Several innovative approaches have been developed to tackle these issues.

For instance, Scene Representation Transformer (SRT) [3] demonstrates the capability to process a few posed or unposed images from novel real-world scenes, constructing a latent scene representation and semantic information which is learned implicitly by a CNN + Transformer based model that is decoded into 3D videos in real-time. At inference, input images passed through model in single forward pass to get set-latent scene representation, then can query for any novel view.

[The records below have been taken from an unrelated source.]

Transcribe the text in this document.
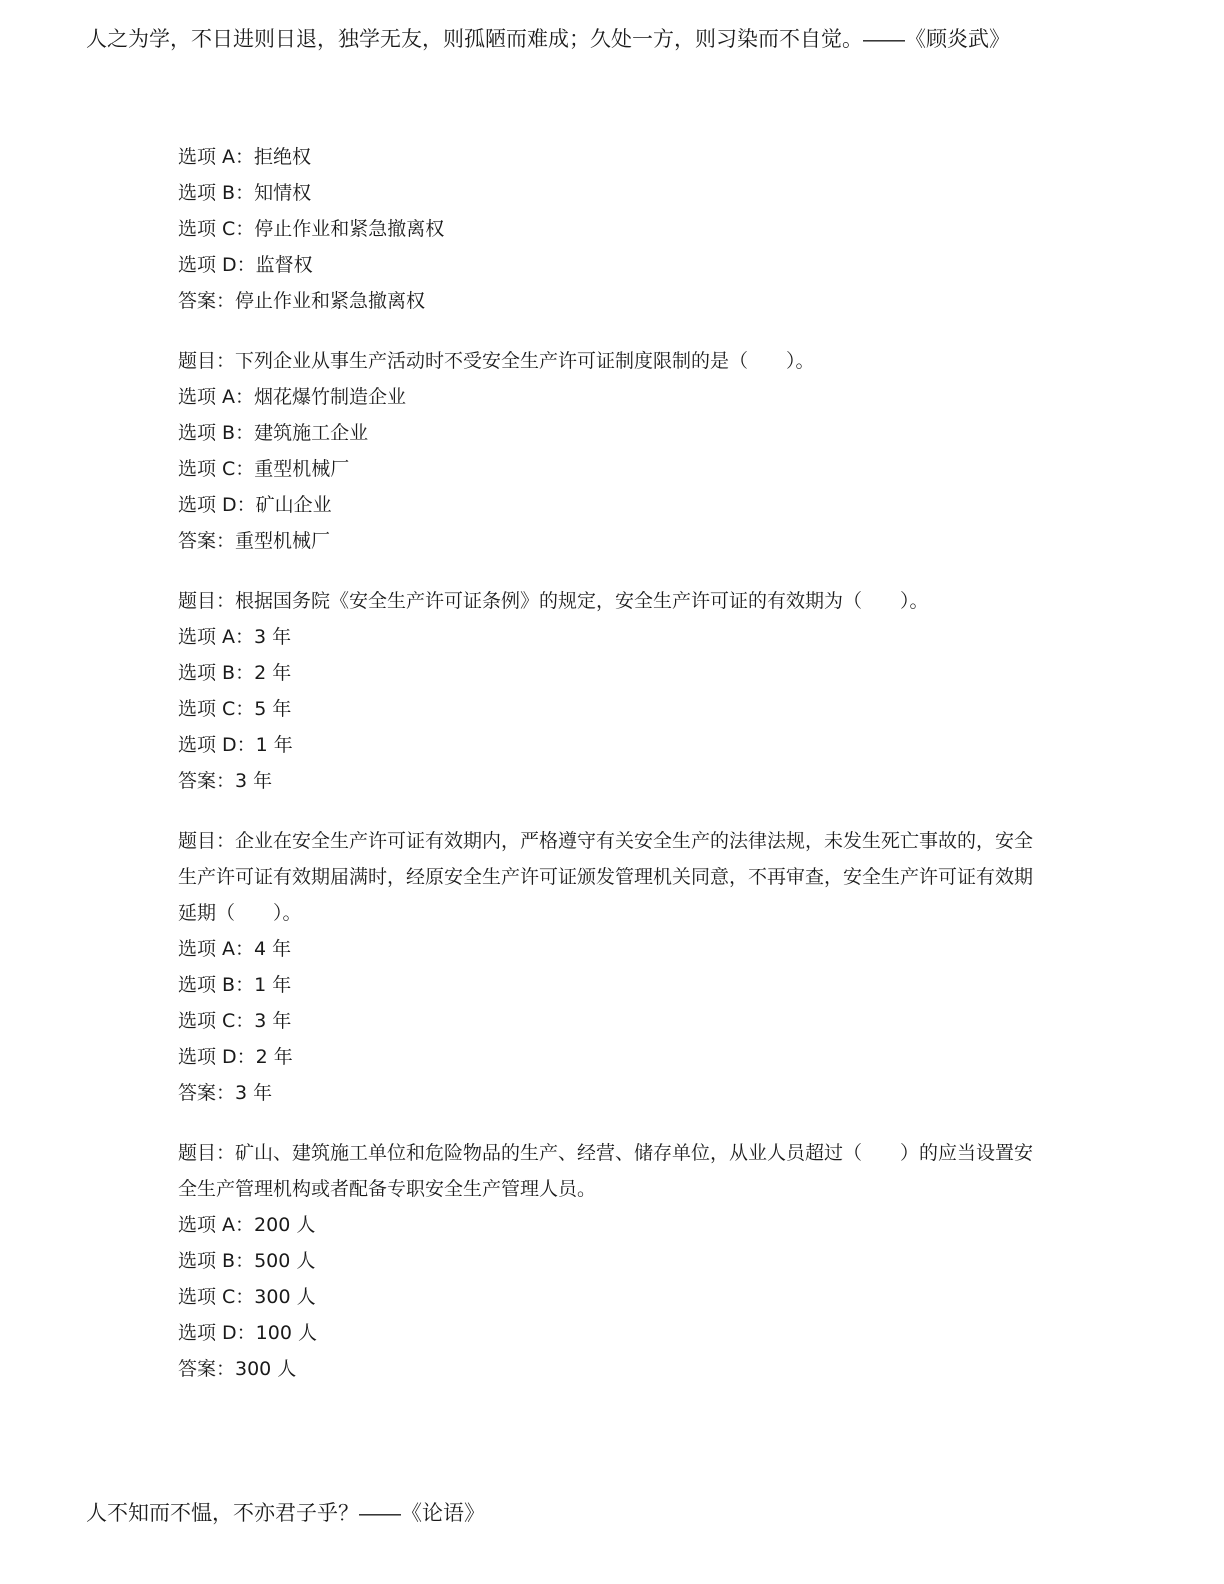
人之为学，不日进则日退，独学无友，则孤陋而难成；久处一方，则习染而不自觉。——《顾炎武》
选项 A：拒绝权
选项 B：知情权
选项 C：停止作业和紧急撤离权
选项 D：监督权
答案：停止作业和紧急撤离权
题目：下列企业从事生产活动时不受安全生产许可证制度限制的是（　　）。
选项 A：烟花爆竹制造企业
选项 B：建筑施工企业
选项 C：重型机械厂
选项 D：矿山企业
答案：重型机械厂
题目：根据国务院《安全生产许可证条例》的规定，安全生产许可证的有效期为（　　）。
选项 A：3 年
选项 B：2 年
选项 C：5 年
选项 D：1 年
答案：3 年
题目：企业在安全生产许可证有效期内，严格遵守有关安全生产的法律法规，未发生死亡事故的，安全生产许可证有效期届满时，经原安全生产许可证颁发管理机关同意，不再审查，安全生产许可证有效期延期（　　）。
选项 A：4 年
选项 B：1 年
选项 C：3 年
选项 D：2 年
答案：3 年
题目：矿山、建筑施工单位和危险物品的生产、经营、储存单位，从业人员超过（　　）的应当设置安全生产管理机构或者配备专职安全生产管理人员。
选项 A：200 人
选项 B：500 人
选项 C：300 人
选项 D：100 人
答案：300 人
人不知而不愠，不亦君子乎？——《论语》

PixelSplat [4] employs a novel approach using just a pair of images along with their camera metadata. It predicts a predefined number of 3D Gaussians for each pixel from the first view and renders these Gaussians from new perspectives. This method involves passing images through a pre-trained feature encoder, incorporating depth information via an epipolar attention layer, and further refining through subsequent layers to produce feature maps. These maps are then used by a neural network to predict the Gaussian parameters.

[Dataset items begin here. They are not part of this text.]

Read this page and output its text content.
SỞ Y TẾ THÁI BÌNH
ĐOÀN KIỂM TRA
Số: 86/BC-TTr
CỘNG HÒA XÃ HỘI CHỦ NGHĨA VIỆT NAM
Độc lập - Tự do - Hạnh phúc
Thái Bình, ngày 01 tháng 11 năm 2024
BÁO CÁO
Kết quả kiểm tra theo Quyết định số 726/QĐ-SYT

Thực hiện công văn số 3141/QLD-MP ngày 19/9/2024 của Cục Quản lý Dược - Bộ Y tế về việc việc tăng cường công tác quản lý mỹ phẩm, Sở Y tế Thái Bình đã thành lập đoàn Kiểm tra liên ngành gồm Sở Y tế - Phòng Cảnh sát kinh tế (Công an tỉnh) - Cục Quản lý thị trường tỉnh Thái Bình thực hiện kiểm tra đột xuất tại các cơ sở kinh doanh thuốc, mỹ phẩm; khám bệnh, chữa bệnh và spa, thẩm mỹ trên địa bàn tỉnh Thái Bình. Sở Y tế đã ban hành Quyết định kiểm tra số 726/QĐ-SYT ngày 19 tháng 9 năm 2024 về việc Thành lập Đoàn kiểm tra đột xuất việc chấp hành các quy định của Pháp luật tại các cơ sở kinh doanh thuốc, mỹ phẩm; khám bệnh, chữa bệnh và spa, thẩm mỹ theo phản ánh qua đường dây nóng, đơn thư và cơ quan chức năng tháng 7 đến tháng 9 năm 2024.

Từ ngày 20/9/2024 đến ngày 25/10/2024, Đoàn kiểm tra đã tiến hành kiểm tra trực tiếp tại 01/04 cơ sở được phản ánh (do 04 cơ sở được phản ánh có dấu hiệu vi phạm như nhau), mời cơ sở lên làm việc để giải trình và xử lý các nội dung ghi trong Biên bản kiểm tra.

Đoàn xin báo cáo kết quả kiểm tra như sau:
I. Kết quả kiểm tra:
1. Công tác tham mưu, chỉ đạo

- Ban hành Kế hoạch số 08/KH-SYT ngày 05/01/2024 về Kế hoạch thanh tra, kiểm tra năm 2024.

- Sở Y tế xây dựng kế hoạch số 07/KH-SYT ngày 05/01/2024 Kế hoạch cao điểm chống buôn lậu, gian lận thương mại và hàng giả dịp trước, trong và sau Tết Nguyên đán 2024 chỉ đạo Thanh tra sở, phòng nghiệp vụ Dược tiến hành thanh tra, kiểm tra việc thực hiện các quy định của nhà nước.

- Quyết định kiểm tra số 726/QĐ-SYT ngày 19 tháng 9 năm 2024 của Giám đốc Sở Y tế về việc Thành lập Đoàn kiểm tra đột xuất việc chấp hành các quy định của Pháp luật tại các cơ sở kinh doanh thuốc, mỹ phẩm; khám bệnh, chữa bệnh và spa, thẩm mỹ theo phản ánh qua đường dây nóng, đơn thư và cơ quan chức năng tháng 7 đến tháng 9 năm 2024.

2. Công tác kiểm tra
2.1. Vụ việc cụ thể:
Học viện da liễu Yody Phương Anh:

SplatterImage [5] introduces a more streamlined approach, learning a single 3D Gaussian per pixel. This method leverages an image-to-image neural network to predict each pixel’s Gaussian parameters, including opacity, color, mean, and covariance. Furthermore, SplatterImage extends this methodology to handle dual-view inputs. It constructs a splatter image representation for each view, which are then intelligently unified, demonstrating the method’s adaptability to scenarios with sparse input data.

References

  1. Mildenhall, Ben, et al. “NeRF: Representing scenes as neural radiance fields for view synthesis.” Communications of the ACM 65.1 (2021): 99-106.
  2. Kerbl, Bernhard et al. “3D Gaussian Splatting for Real-Time Radiance Field Rendering.” ACM Transactions on Graphics (TOG) 42 (2023): 1 – 14.
  3. Sajjadi, Mehdi S. M. et al. “Scene Representation Transformer: Geometry-Free Novel View Synthesis Through Set-Latent Scene Representations.” 2022 IEEE/CVF Conference on Computer Vision and Pattern Recognition (CVPR) (2021): 6219-6228.
  4. Charatan, David et al. “pixelSplat: 3D Gaussian Splats from Image Pairs for Scalable Generalizable 3D Reconstruction.” ArXiv abs/2312.12337 (2023): n. Pag.
  5. Szymanowicz, Stanislaw et al. “Splatter Image: Ultra-Fast Single-View 3D Reconstruction.” ArXiv abs/2312.13150 (2023): n. Pag.
  6. Yu, Alex et al. “pixelNeRF: Neural Radiance Fields from One or Few Images.” 2021 IEEE/CVF Conference on Computer Vision and Pattern Recognition (CVPR) (2020): 4576-4585.
  7. Kani, Bharath Raj Nagoor et al. “UpFusion: Novel View Diffusion from Unposed Sparse View Observations.” ArXiv abs/2312.06661 (2023): n. pag.